Garth Brody can be reached at [email protected].
Chris Collins • Jan 5, 2010 at 1:13 pm
I Agree, I thought Skasome had the crowd alot better than any of the other openers..What happened there garth? as soon as they Played keasbey, and that really cool last song (I think they called it TMS?) the crowd was bumping! And you can’t really call that a ska show. This is what you had:
Skasome Society: Easily the best band there, Kudos to those guys! they were the only 3rd wave true ska band!
The Stereo State: Bunch of drunk kids playing punk music……not ska…….
Ill Scarlet: I have to say at first I was taken back, but those guys have some dirrrrtttyyy sick reggae/two tone beats. Still not ska though
Big D: With the exception of LAX, and mabey one other, Big D is Hardly the ska it used to be. And the only reason they had their crowd bumping so hard is because everyone knew who they were.
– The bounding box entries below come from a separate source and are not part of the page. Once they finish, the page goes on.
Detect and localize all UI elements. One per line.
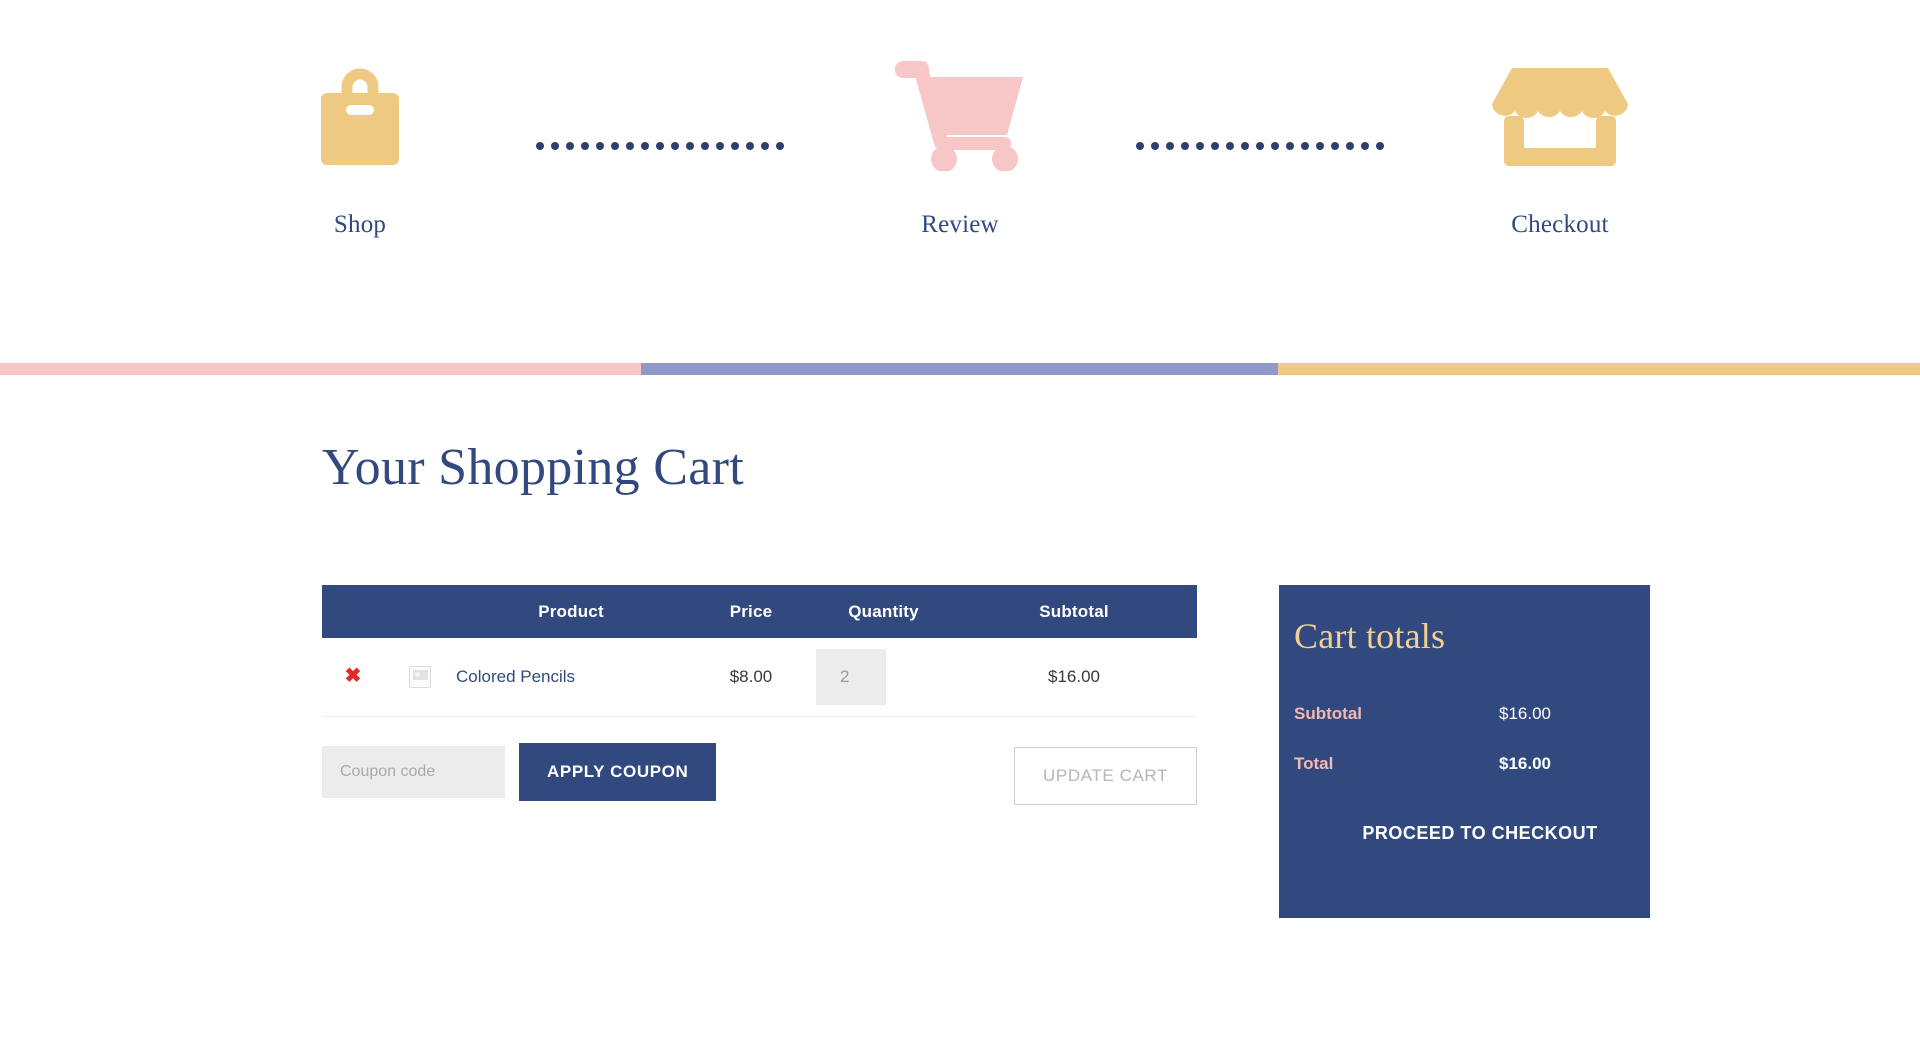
cart-table: Product Price Quantity Subtotal ✖ Colore…	[322, 585, 1197, 717]
header-thumbnail	[384, 585, 456, 638]
checkout-button-wrap: PROCEED TO CHECKOUT	[1279, 823, 1681, 844]
cart-totals-panel: Cart totals Subtotal $16.00 Total $16.00…	[1279, 585, 1650, 918]
connector-shop-review	[510, 55, 810, 175]
subtotal-row: Subtotal $16.00	[1279, 689, 1650, 739]
storefront-icon	[1490, 55, 1630, 175]
cart-totals-rows: Subtotal $16.00 Total $16.00	[1279, 689, 1650, 789]
step-checkout[interactable]: Checkout	[1410, 55, 1710, 239]
product-link[interactable]: Colored Pencils	[456, 667, 575, 686]
cart-table-column: Product Price Quantity Subtotal ✖ Colore…	[322, 585, 1197, 805]
header-subtotal: Subtotal	[951, 585, 1197, 638]
cart-table-body: ✖ Colored Pencils $8.00 2 $16.00	[322, 638, 1197, 717]
cart-table-head: Product Price Quantity Subtotal	[322, 585, 1197, 638]
apply-coupon-button[interactable]: APPLY COUPON	[519, 742, 717, 801]
header-remove	[322, 585, 384, 638]
cart-layout: Product Price Quantity Subtotal ✖ Colore…	[322, 585, 1650, 918]
header-price: Price	[686, 585, 816, 638]
cart-actions: APPLY COUPON UPDATE CART	[322, 717, 1197, 805]
remove-item-button[interactable]: ✖	[345, 666, 362, 686]
dotted-connector-icon	[536, 142, 784, 150]
remove-cell: ✖	[322, 638, 384, 717]
table-row: ✖ Colored Pencils $8.00 2 $16.00	[322, 638, 1197, 717]
step-shop[interactable]: Shop	[210, 55, 510, 239]
checkout-steps-header: Shop Review Checkout	[0, 0, 1920, 375]
proceed-to-checkout-button[interactable]: PROCEED TO CHECKOUT	[1362, 823, 1597, 844]
cart-totals-title: Cart totals	[1294, 616, 1446, 656]
total-row: Total $16.00	[1279, 739, 1650, 789]
price-cell: $8.00	[686, 638, 816, 717]
dotted-connector-icon	[1136, 142, 1384, 150]
total-label: Total	[1294, 754, 1334, 773]
step-review-label: Review	[921, 211, 999, 238]
quantity-cell	[816, 638, 951, 717]
cart-page: Your Shopping Cart Product Price Quantit…	[0, 355, 1920, 918]
connector-review-checkout	[1110, 55, 1410, 175]
update-cart-button[interactable]: UPDATE CART	[1014, 746, 1197, 805]
image-placeholder-icon[interactable]	[409, 665, 431, 688]
product-cell: Colored Pencils	[456, 638, 686, 717]
header-product: Product	[456, 585, 686, 638]
thumbnail-cell	[384, 638, 456, 717]
step-checkout-label: Checkout	[1511, 211, 1609, 238]
subtotal-value: $16.00	[1499, 704, 1551, 723]
shopping-bag-icon	[317, 55, 403, 175]
subtotal-cell: $16.00	[951, 638, 1197, 717]
quantity-input[interactable]	[816, 648, 886, 705]
page-title: Your Shopping Cart	[322, 439, 744, 496]
coupon-input[interactable]	[322, 745, 505, 798]
subtotal-label: Subtotal	[1294, 704, 1362, 723]
step-review[interactable]: Review	[810, 55, 1110, 239]
header-quantity: Quantity	[816, 585, 951, 638]
shopping-cart-icon	[895, 55, 1025, 175]
total-value: $16.00	[1499, 754, 1551, 773]
cart-header-row: Product Price Quantity Subtotal	[322, 585, 1197, 638]
step-shop-label: Shop	[333, 211, 387, 238]
steps-row: Shop Review Checkout	[0, 55, 1920, 255]
page-container: Your Shopping Cart Product Price Quantit…	[270, 438, 1650, 918]
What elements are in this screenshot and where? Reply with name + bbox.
Still not totally ska.
So the Irony of this the only bands that were ska were: Skasome Society and Big D. If I had it my way, I would have gone Stereo State, Ill Scarlet, Skasome Society, and then Big D
Chris
Spooky Mulder • Nov 27, 2009 at 12:17 pm
THE TRUTH IS OUT THERE.
Skally Sue • Nov 26, 2009 at 9:48 pm
I’m confused…Skasome Society had the crowd moving, and THEN the energy in the room died when the Stereo State played. The place went NUTS when Skasome played keasby nights and their last song!
And illScarlet was ok, it seemed like nobody was into them until halfway through their set. And as for Big D…yea, i appreciate the new direction their going in but I say stick to the third wave ska.
can’t wait for the next wmass ska show!